NCUA Takes Over Keys Federal Credit Union in FL. One bank and one credit union fell victim to the economy this past week.

On Friday, federal and state regulators closed Georgian Bank, Atlanta, Georgia. And on Thursday, the Keys Federal Credit Union of Key West, FL. was placed under conservatorship.

The year's running tally of failed institutions now stands at 107 banks and credit unions that have been closed, acquired or placed under conservatorship.

Georgian Bank was closed by the Georgia Department of Banking and Finance, which appointed the Federal Deposit Insurance Corporation (FDIC) as receiver. The FDIC then entered into a purchase and assumption agreement with First Citizens Bank and Trust Company, Inc., Columbia, South Carolina, to assume all of the deposits of Georgian Bank.

The five branches of Georgian Bank will reopen on Monday as branches of First Citizens Bank. Depositors of Georgian Bank will automatically become depositors of First Citizens Bank.

As of July 24, 2009, Georgian Bank had total assets of $2 billion and total deposits of approximately $2 billion. In addition to assuming all of the deposits of the failed bank, First Citizens Bank agreed to purchase essentially all of the assets.

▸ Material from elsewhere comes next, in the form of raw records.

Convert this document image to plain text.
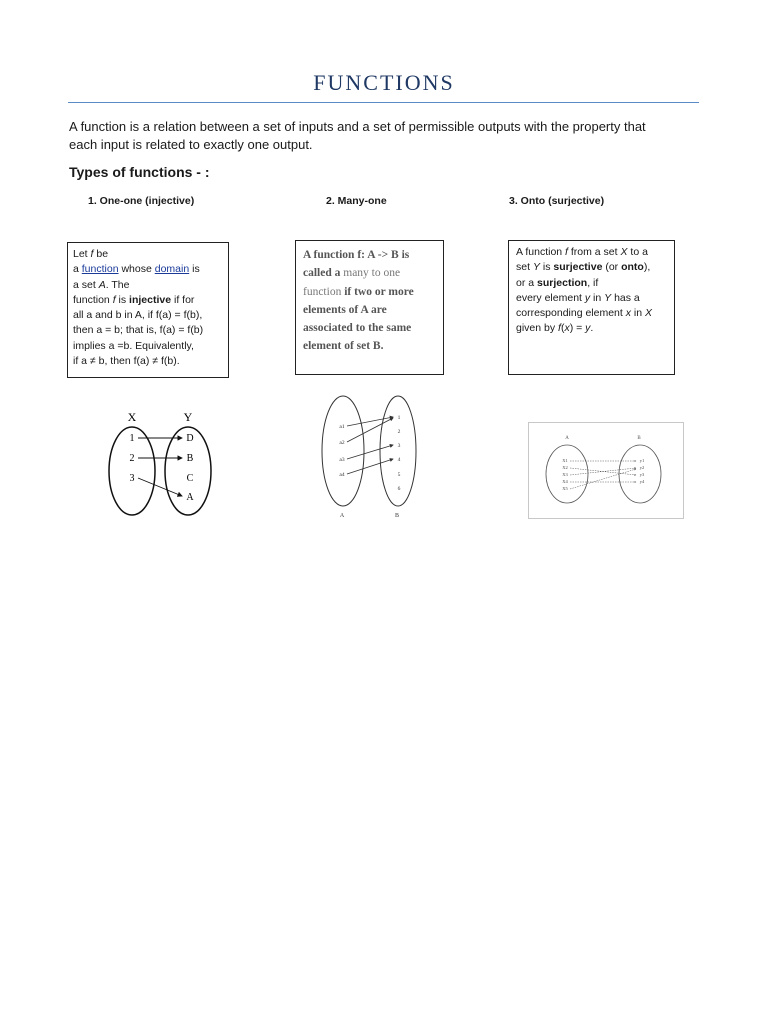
FUNCTIONS
A function is a relation between a set of inputs and a set of permissible outputs with the property that
each input is related to exactly one output.
Types of functions - :
1. One-one (injective)	2. Many-one	3. Onto (surjective)
Let f be
a function whose domain is
a set A. The
function f is injective if for
all a and b in A, if f(a) = f(b),
then a = b; that is, f(a) = f(b)
implies a =b. Equivalently,
if a ≠ b, then f(a) ≠ f(b).
A function f: A -> B is
called a many to one
function if two or more
elements of A are
associated to the same
element of set B.
A function f from a set X to a
set Y is surjective (or onto),
or a surjection, if
every element y in Y has a
corresponding element x in X
given by f(x) = y.
X	Y
1
2
3
D
B
C
A
a1
a2
a3
a4
1
2
3
4
5
6
A	B
A	B
X1
X2
X3
X4
X5
y1
y2
y3
y4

The FDIC estimates that the cost to the Deposit Insurance Fund (DIF) will be $892 million.

The National Credit Union Administration (NCUA) on Thursday assumed control of service and operations at Keys Federal Credit Union of Key West, Florida.

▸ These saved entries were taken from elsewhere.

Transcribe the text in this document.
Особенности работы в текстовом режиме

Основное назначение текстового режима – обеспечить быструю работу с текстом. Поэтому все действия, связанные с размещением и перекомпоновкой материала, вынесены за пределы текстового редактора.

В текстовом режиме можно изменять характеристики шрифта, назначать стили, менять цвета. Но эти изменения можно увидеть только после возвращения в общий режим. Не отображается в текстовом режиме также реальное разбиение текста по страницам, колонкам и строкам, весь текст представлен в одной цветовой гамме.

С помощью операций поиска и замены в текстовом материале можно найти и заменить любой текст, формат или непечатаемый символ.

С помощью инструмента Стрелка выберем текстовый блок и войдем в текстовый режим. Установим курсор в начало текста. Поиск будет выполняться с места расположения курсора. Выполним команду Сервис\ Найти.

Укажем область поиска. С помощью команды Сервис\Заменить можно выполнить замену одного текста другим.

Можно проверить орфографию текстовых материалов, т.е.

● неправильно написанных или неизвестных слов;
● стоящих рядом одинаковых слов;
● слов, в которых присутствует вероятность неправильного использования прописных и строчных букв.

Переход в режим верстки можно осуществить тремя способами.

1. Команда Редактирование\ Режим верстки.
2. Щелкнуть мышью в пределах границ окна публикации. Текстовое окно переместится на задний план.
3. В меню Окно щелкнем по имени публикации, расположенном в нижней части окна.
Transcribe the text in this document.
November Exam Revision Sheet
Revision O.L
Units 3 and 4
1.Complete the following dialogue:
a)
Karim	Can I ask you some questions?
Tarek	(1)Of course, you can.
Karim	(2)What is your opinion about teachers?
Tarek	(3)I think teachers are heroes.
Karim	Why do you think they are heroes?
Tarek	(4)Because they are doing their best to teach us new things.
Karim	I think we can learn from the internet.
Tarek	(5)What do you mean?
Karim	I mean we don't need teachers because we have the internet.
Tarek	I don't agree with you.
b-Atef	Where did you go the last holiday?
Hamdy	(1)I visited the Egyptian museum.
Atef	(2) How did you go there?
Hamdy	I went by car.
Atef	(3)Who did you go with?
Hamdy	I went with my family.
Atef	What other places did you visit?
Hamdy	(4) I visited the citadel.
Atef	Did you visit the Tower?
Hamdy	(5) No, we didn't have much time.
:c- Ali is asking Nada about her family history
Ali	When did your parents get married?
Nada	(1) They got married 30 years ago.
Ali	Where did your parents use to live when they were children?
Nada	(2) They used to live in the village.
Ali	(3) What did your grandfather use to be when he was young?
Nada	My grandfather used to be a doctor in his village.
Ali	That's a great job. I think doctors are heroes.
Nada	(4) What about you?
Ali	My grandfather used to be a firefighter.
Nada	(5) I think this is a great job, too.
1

Service to Keys Federal Credit Union 13,000 members will continue uninterrupted. Members can continue to conduct normal financial transactions - deposit and access funds, make loan payments and use share drafts. Keys FCU is a full service credit union with assets of $180 million. The decision to conserve a credit union enables the institution to continue normal operations with expert management in place, correcting previous service and operational weaknesses.

The Federal Credit Union Act authorizes the NCUA Board to appoint itself conservator when necessary to conserve the assets of a federally insured credit union, protect members' interests or protect the NCUSIF.